Specialist lending is currently experiencing a resurgence, with growth in gross lending by challenger banks and specialist lenders increasing by nearly 20% between 2016 and 2017. This growth trend is set to continue.

This has largely been driven by the self-employed, reflecting the growth of the gig economy and those in part-time employment – essentially those whose credit profile may prohibit them from being approved by a mainstream mortgage lender.

Despite the slowdown of buy-to-let due to tax and regulatory pressures, which will have some bearing on specialist lenders, the sector has grown past its dependence on buy-to-let with specialist residential and bridging loans becoming increasingly popular.

This is complemented by an upsurge in mortgage equity release, with recent figures from the Equity Release Council showing a year-on-year growth rate of circa 25 per cent.

We see strong potential for this to increase as Britain’s growing elderly population provide a key borrower base.

 

End of cheap funding

Within the specialist lending sector, M&A is being driven by a number of factors.

Funding schemes designed to increase competition in the banking sector have encouraged a rise in new challenger banks and specialist lenders since the 2007 financial crisis.

However, these banks now face tougher times given the recent slowdown in economic growth and the Bank of England’s decision last year to stop its cheap funding schemes, which were designed to encourage lending growth.

All of this is further driving M&A in the sector as shown by the recent buyout of Charter Court by OneSavings Bank for £800m creating one of the UK’s largest specialist lenders.

While specialist lenders have continued to be supported by solid securitisation markets, challenger banks have suffered most from the evaporation of cheap funding as they cannot draw upon the huge retail deposit base that high street names can leverage.

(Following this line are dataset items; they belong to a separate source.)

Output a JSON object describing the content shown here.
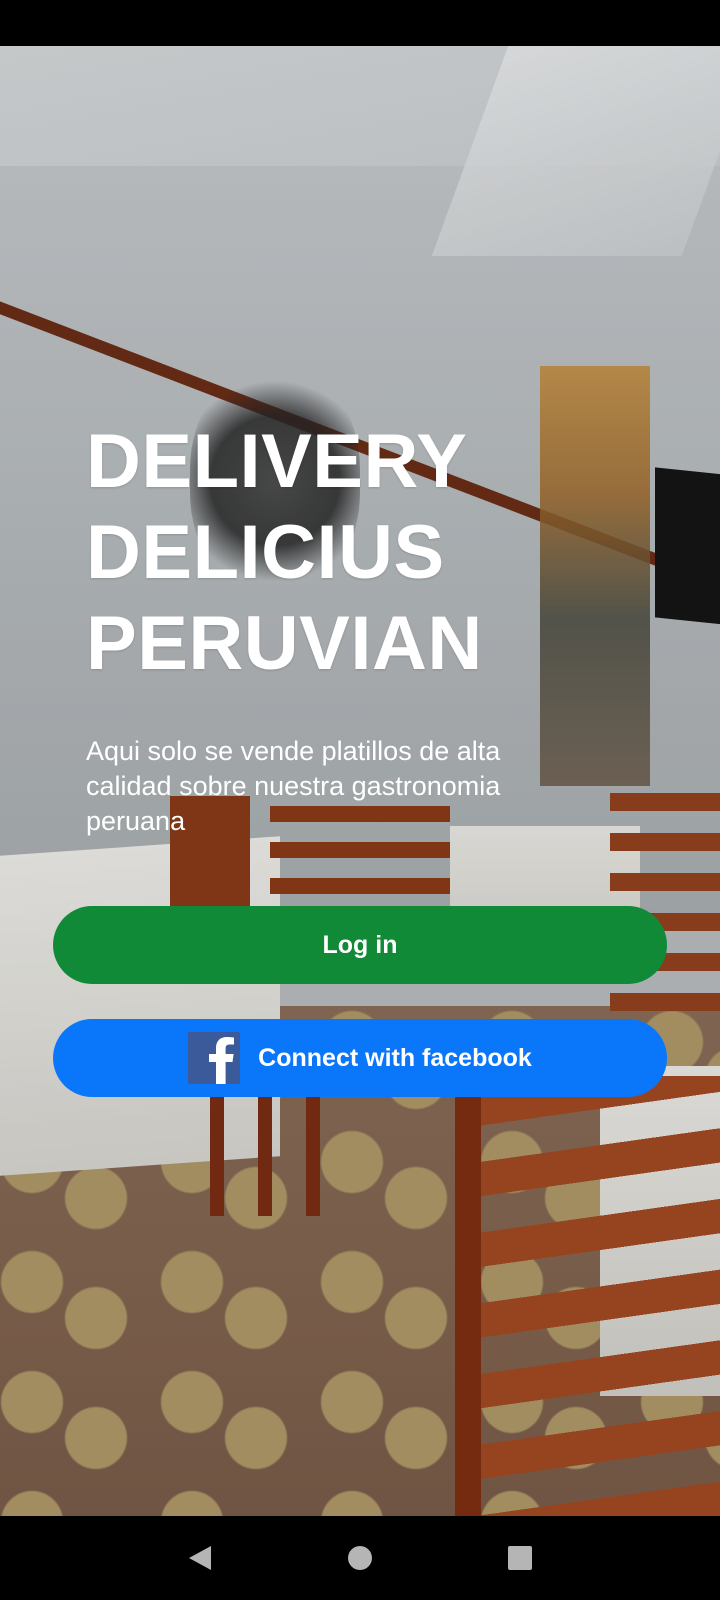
{
  "headline": {
    "line1": "DELIVERY",
    "line2": "DELICIUS",
    "line3": "PERUVIAN"
  },
  "subtitle": "Aqui solo se vende platillos de alta calidad sobre nuestra gastronomia peruana",
  "buttons": {
    "login_label": "Log in",
    "facebook_label": "Connect with facebook"
  },
  "icons": {
    "facebook": "facebook-logo-icon",
    "back": "back-triangle-icon",
    "home": "home-circle-icon",
    "recents": "recents-square-icon"
  },
  "colors": {
    "login_button": "#118a37",
    "facebook_button": "#0a77fa",
    "facebook_logo_bg": "#3b5a99",
    "text": "#ffffff"
  }
}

Rating agency Moody’s estimate that banks would have to pay more than £800m in extra interest costs as a result of losing this funding.

 

Benefits of M&A

Competition from larger banking groups such as HSBC, which is expanding rapidly in the UK mortgage market, makes it harder to charge borrowers more, putting further pressure on margins.

Many are looking to achieve greater efficiency through volume and scale by sharing substantial capital investments, such as costly software and electronic platforms, as well as expanding and complementing their credit products’ universe and expertise.

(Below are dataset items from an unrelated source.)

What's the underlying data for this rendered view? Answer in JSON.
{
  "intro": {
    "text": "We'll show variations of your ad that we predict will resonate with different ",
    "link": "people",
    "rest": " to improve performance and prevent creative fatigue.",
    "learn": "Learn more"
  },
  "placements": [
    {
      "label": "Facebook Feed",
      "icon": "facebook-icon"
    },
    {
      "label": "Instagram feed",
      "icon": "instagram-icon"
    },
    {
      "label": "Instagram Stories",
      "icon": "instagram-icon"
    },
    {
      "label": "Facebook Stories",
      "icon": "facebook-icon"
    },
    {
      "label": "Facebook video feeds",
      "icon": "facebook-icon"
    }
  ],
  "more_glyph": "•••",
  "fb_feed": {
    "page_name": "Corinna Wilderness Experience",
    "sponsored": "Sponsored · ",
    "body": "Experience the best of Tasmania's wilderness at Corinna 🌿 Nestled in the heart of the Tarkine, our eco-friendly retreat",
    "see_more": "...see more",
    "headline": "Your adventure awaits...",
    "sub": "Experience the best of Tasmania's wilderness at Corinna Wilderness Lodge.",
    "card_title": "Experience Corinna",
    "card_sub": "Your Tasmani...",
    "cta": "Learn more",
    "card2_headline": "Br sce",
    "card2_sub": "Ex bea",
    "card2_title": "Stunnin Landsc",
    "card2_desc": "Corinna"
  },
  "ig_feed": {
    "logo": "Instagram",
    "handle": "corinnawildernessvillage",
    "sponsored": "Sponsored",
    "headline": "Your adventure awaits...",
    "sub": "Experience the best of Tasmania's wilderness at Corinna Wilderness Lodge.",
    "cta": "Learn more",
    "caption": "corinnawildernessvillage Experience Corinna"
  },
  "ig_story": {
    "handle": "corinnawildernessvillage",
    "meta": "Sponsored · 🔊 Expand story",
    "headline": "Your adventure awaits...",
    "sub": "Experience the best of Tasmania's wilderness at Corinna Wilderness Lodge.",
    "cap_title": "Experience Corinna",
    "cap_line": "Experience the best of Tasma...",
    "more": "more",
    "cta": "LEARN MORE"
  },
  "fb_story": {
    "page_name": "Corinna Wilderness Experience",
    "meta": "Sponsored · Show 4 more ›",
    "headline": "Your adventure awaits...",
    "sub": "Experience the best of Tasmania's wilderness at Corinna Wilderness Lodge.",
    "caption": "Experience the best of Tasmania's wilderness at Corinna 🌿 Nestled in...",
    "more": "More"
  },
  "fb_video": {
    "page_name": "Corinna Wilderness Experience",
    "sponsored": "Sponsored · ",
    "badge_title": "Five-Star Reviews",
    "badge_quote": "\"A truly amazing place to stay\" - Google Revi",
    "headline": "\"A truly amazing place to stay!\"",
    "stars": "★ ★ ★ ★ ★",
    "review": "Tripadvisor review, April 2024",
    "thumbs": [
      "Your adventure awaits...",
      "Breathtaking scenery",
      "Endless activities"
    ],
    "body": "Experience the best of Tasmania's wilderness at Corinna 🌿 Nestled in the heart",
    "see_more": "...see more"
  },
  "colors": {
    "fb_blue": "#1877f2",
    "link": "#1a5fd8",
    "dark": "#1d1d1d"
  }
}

Also, with specialist funding becoming so diverse and lenders spreading their geographical appetite across the UK, potential M&A deals allow London-based lenders to grow quickly in the regions.

They can also hone new skill sets in different specialisms by acquiring teams to complement and enhance the existing representatives.

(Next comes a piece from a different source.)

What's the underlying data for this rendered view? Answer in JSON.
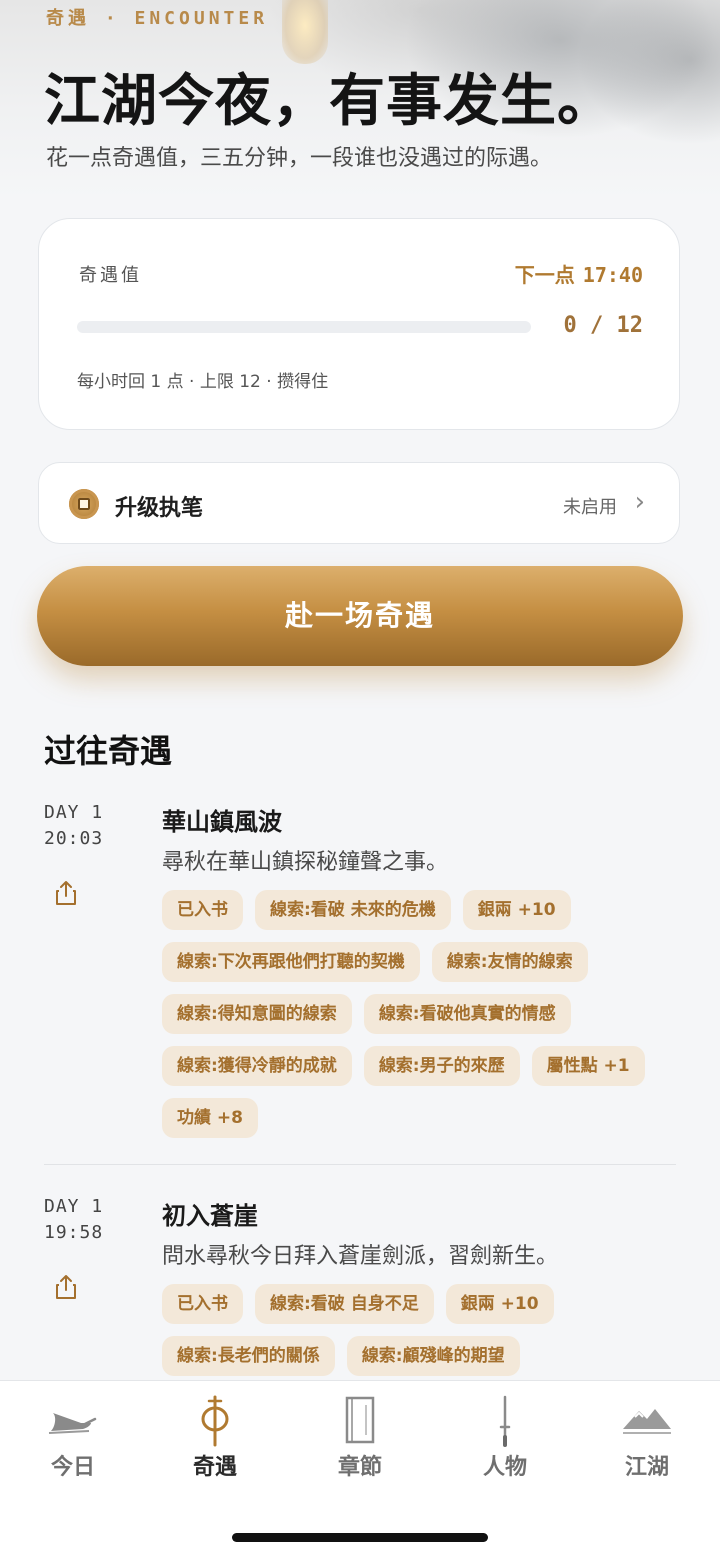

The continued uncertainty around Brexit, with housing and mortgage activity continuing to drop, also means that it will become difficult to sustain the number of specialist lenders currently operating without consolidation, as well as the larger providers looking for growth in markets which are not materially expanding at the moment.

 

M&A involving larger lenders

With regard to technology, recent developments in open banking and automated-advice are set to transform the traditional lender-borrower relationship, representing the most immediate threat to the status quo in the industry.

Driven primarily by borrower demand for simplicity and greater control over the process, this will prompt mainstream lenders to either adjust to the new reality, or lose customers.

Open banking is set to further improve the customer experience, with its streamlining features set to expedite the underwriting of transactions.

These changes will not only simplify the mortgage process, but will put more control of the process into the hands of the borrower, cutting out intermediaries and increasing transparency.

The need for mainstream providers to compete against likely larger specialist lending groups as a result of M&A in the sector, and their need to adapt to the impact of technology more broadly in the sector, is likely to lead to more M&A involving the larger mortgage providers too.

This will reshape the sector and lead towards greater competitiveness and efficiency. It will be better placed to provide the finance that customers need in these uncertain times.